Abu Dhabi-based Etihad Airways may infuse an additional $300 million (Rs 1,800 crore) through debt or preference shares in Jet Airways to boost the carrier's financials.
The Jet board on Friday approved raising of up to $300 million long-term finance, in the form of redeemable preference shares or non-convertible debentures or a loan from a "shareholder".
The airline notification to an exchange does not name the shareholder. It said the fund-raising would be subject to regulatory and corporate approvals.
Jet did not respond to an e-mail. Etihad, in an e-mail, said: "We will not be providing any comment."
Last week, in a speech at the World Economic Forum in New Delhi, Chief Executive James Hogan had said the airline was no longer jittery about its investment in Jet and expected it to prosper under the new central government.
Etihad picked up 24 per cent stake in the Naresh Goyal-owned Jet last April, investing $379 million (Rs 2,057 crore). Goyal controls 51 per cent in the airline.
Sources said redeemable preference shares were different from equity shares. The issue of such shares would not dilute the promoter shareholding in the airline. Both the airlines are looking at regulatory approvals, needed to complete fresh fund-raising transaction, they added.
Etihad had also purchased 50.5 per cent in Jet’s frequent-flyer programme for $150 million.
It acquired three slots at the Heathrow Airport (London) for $70 million.
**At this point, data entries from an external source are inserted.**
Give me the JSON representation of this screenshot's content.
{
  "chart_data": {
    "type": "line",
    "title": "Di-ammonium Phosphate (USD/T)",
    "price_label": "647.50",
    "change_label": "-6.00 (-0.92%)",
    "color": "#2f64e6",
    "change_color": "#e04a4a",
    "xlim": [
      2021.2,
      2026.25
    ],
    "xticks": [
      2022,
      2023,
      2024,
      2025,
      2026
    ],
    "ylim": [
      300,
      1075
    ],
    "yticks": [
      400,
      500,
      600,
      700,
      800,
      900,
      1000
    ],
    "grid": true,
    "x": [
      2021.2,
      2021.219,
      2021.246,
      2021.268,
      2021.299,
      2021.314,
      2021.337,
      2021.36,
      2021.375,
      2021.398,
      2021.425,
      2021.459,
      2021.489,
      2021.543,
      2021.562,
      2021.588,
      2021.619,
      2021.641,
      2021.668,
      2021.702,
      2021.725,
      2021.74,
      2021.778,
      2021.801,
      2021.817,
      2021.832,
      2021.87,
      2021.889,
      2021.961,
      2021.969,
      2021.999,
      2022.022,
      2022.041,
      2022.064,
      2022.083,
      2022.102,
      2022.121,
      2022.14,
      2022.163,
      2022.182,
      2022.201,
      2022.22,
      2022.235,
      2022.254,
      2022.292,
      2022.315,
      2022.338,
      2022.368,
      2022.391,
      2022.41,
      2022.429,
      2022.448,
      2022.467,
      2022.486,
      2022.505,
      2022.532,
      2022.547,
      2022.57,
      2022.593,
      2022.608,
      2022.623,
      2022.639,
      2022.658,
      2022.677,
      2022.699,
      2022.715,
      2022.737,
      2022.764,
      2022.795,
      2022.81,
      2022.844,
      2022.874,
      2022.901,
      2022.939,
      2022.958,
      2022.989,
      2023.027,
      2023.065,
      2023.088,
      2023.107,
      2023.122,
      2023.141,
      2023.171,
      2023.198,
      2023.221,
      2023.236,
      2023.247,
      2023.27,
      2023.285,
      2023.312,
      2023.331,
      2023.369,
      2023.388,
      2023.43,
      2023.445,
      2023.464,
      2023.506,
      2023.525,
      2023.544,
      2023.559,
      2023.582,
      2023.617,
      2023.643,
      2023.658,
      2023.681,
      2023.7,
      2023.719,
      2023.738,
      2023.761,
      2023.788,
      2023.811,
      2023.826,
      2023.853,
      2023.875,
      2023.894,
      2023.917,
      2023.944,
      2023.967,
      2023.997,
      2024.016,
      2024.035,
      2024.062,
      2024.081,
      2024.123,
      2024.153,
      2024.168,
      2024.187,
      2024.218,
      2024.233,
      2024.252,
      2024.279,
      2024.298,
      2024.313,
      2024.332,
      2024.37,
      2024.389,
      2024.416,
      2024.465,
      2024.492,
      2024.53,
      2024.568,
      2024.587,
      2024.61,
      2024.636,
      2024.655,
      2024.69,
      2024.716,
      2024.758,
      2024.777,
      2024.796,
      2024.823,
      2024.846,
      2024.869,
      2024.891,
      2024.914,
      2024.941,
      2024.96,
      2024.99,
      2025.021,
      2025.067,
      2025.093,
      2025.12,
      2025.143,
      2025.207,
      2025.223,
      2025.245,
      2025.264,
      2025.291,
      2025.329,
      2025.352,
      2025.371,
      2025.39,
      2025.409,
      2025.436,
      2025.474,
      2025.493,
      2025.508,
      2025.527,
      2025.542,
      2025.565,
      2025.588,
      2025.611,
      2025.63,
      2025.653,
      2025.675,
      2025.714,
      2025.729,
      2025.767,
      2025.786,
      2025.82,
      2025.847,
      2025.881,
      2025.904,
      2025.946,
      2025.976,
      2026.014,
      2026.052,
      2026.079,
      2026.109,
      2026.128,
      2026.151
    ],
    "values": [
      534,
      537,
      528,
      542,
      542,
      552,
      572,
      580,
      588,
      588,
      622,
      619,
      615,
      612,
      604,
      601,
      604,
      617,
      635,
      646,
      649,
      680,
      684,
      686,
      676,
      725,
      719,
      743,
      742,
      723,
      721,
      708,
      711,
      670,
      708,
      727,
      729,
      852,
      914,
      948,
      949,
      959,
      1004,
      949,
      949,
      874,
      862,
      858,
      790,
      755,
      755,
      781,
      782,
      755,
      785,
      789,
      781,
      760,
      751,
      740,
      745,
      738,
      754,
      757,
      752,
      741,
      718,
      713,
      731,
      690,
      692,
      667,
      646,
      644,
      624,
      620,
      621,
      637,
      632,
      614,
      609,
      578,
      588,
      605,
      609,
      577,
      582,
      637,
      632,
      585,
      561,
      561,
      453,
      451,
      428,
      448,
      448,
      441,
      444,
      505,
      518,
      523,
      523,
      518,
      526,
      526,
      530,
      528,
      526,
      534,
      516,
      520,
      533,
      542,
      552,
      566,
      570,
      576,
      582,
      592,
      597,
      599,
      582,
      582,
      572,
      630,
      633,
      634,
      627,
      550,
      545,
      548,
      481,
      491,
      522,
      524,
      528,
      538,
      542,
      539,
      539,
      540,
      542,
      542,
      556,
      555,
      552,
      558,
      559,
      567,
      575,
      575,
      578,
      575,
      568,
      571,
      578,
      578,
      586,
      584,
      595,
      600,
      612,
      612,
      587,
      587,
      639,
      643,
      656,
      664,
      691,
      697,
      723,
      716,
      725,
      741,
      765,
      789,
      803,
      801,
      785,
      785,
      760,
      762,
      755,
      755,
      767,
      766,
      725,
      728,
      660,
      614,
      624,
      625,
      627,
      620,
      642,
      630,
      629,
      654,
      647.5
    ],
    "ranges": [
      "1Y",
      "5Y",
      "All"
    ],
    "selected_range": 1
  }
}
Etihad had also helped Jet refinance Rs 1,800 crore (Rs 18 billion) of its high-cost debt.
Jet has reduced debt from Rs 10,500 crore (Rs 105 billion) to Rs 9,800 crore (Rs 98 billion) by end-July.
The annual interest is Rs 1,000 crore (Rs 10 billion).
Jet cut its consolidated loss by 95 per cent to Rs 43 crore (rs 430 million) in the July-September quarter of the current financial year from Rs 999 crore (Rs 9.99 billion) a year ago.
This was due to exceptional and other income from the sale of its loyalty programme.
It posted an operating loss of Rs 266 crore on a stand-alone basis.
Subsidiary JetLite continues to lose money.
It posted Rs 112-crore (Rs 1.12 billion) consolidated loss but made a profit of Rs 69 crore (Rs 690 million) on a stand-alone basis.
The airline is aiming to achieve profit by 2017 through a mix of debt restructuring, sale of wide-body planes, improvements in products and international business expansion.